しかし「伝票」を通じた取引は、炭鉱での石炭引き渡しまでだ。そこから職場までの運搬は企業が自力で解決しなければならない。車両や燃料を調達する費用は結局、受け取った石炭を充当させるしかないため、実際に労働者が手にする石炭は150キロをかなり下回ると見られる。

また石炭配給が出るのは出勤している労働者本人分だけだ。扶養家族の分や退職した老人たちは、これまで通り自力で現金で購入しなければならない。

咸鏡北道出身の脱北者によると、石炭だけで煮炊き、暖房をする場合、1世帯でひと冬に1.5から2トンが必要だとのことだ。現地の取材協力者はまったく足りないと憤る。

「収穫が終わったのに食糧価格があまり下がらず、皆お金が無くて暮らしは極めて厳しい。

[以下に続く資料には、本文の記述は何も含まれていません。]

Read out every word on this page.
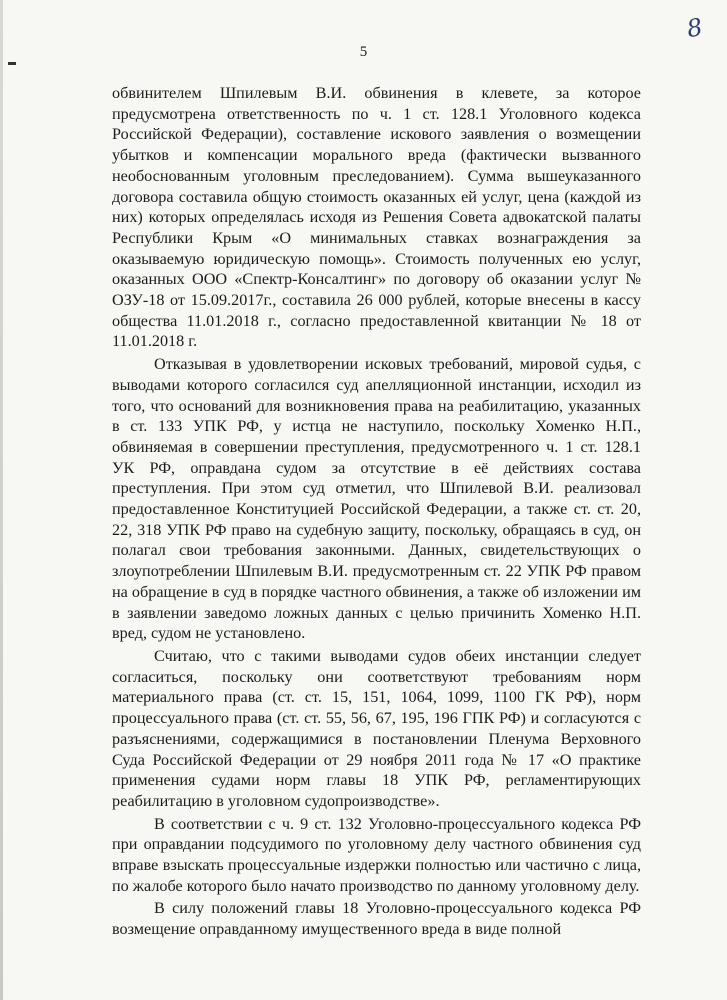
8
5

обвинителем Шпилевым В.И. обвинения в клевете, за которое предусмотрена ответственность по ч. 1 ст. 128.1 Уголовного кодекса Российской Федерации), составление искового заявления о возмещении убытков и компенсации морального вреда (фактически вызванного необоснованным уголовным преследованием). Сумма вышеуказанного договора составила общую стоимость оказанных ей услуг, цена (каждой из них) которых определялась исходя из Решения Совета адвокатской палаты Республики Крым «О минимальных ставках вознаграждения за оказываемую юридическую помощь». Стоимость полученных ею услуг, оказанных ООО «Спектр-Консалтинг» по договору об оказании услуг № ОЗУ-18 от 15.09.2017г., составила 26 000 рублей, которые внесены в кассу общества 11.01.2018 г., согласно предоставленной квитанции № 18 от 11.01.2018 г.

Отказывая в удовлетворении исковых требований, мировой судья, с выводами которого согласился суд апелляционной инстанции, исходил из того, что оснований для возникновения права на реабилитацию, указанных в ст. 133 УПК РФ, у истца не наступило, поскольку Хоменко Н.П., обвиняемая в совершении преступления, предусмотренного ч. 1 ст. 128.1 УК РФ, оправдана судом за отсутствие в её действиях состава преступления. При этом суд отметил, что Шпилевой В.И. реализовал предоставленное Конституцией Российской Федерации, а также ст. ст. 20, 22, 318 УПК РФ право на судебную защиту, поскольку, обращаясь в суд, он полагал свои требования законными. Данных, свидетельствующих о злоупотреблении Шпилевым В.И. предусмотренным ст. 22 УПК РФ правом на обращение в суд в порядке частного обвинения, а также об изложении им в заявлении заведомо ложных данных с целью причинить Хоменко Н.П. вред, судом не установлено.

Считаю, что с такими выводами судов обеих инстанции следует согласиться, поскольку они соответствуют требованиям норм материального права (ст. ст. 15, 151, 1064, 1099, 1100 ГК РФ), норм процессуального права (ст. ст. 55, 56, 67, 195, 196 ГПК РФ) и согласуются с разъяснениями, содержащимися в постановлении Пленума Верховного Суда Российской Федерации от 29 ноября 2011 года № 17 «О практике применения судами норм главы 18 УПК РФ, регламентирующих реабилитацию в уголовном судопроизводстве».

В соответствии с ч. 9 ст. 132 Уголовно-процессуального кодекса РФ при оправдании подсудимого по уголовному делу частного обвинения суд вправе взыскать процессуальные издержки полностью или частично с лица, по жалобе которого было начато производство по данному уголовному делу.

В силу положений главы 18 Уголовно-процессуального кодекса РФ возмещение оправданному имущественного вреда в виде полной
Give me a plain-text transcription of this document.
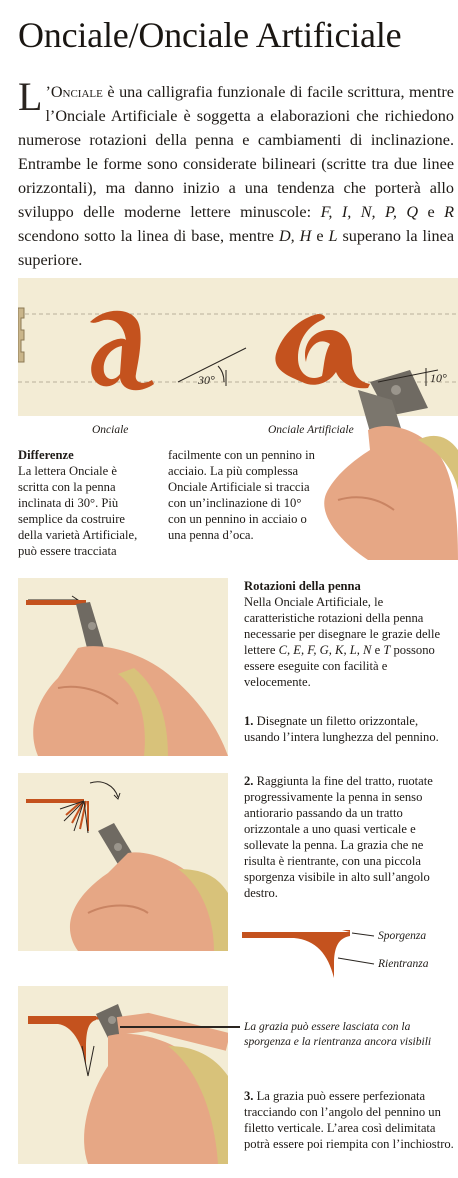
Onciale/Onciale Artificiale
L ’Onciale è una calligrafia funzionale di facile scrittura, mentre l’Onciale Artificiale è soggetta a elaborazioni che richiedono numerose rotazioni della penna e cambiamenti di inclinazione. Entrambe le forme sono considerate bilineari (scritte tra due linee orizzontali), ma danno inizio a una tendenza che porterà allo sviluppo delle moderne lettere minuscole: F, I, N, P, Q e R scendono sotto la linea di base, mentre D, H e L superano la linea superiore.
30°	10°
Onciale	Onciale Artificiale
Differenze
La lettera Onciale è scritta con la penna inclinata di 30°. Più semplice da costruire della varietà Artificiale, può essere tracciata
facilmente con un pennino in acciaio. La più complessa Onciale Artificiale si traccia con un’inclinazione di 10° con un pennino in acciaio o una penna d’oca.
Rotazioni della penna
Nella Onciale Artificiale, le caratteristiche rotazioni della penna necessarie per disegnare le grazie delle lettere C, E, F, G, K, L, N e T possono essere eseguite con facilità e velocemente.
1. Disegnate un filetto orizzontale, usando l’intera lunghezza del pennino.
2. Raggiunta la fine del tratto, ruotate progressivamente la penna in senso antiorario passando da un tratto orizzontale a uno quasi verticale e sollevate la penna. La grazia che ne risulta è rientrante, con una piccola sporgenza visibile in alto sull’angolo destro.
Sporgenza
Rientranza
La grazia può essere lasciata con la sporgenza e la rientranza ancora visibili
3. La grazia può essere perfezionata tracciando con l’angolo del pennino un filetto verticale. L’area così delimitata potrà essere poi riempita con l’inchiostro.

さらに凍えて死ぬ心配をしなければならないのだ。石炭わずか150キロで、冬をいったいどうやって生きていけというのか」

◆石炭拾いに子供と年寄りまで炭鉱に

それでも、石炭配給が出たことで市場価格が大幅に下がったという。この協力者によれば、1トン当たり130中国元程度だったのが95元まで下がった。それでも買えない人が多く、炭鉱周辺では石炭と食糧を物々交換する商売も現れているそうだ。
※1中国元は約19円

「炭鉱には子供から年寄りまで、石炭を拾って持ち帰ろうとする人が大勢集まっている。恩徳(ウンドク)郡の梧鳳(オボン)炭鉱では、殺到した人を炭鉱の『糾察隊』(秩序維持組織)が取り締まり、拾い集めた石炭を回収していた。現場は殺気立っていて、泣き喚く人もいたし、喧嘩になって刃物沙汰まで起こって安全局(警察)の機動隊が出動している」

協力者は現地の混乱をこう説明した。
※アジアプレスでは中国の携帯電話を北朝鮮に搬入して連絡を取り合っている。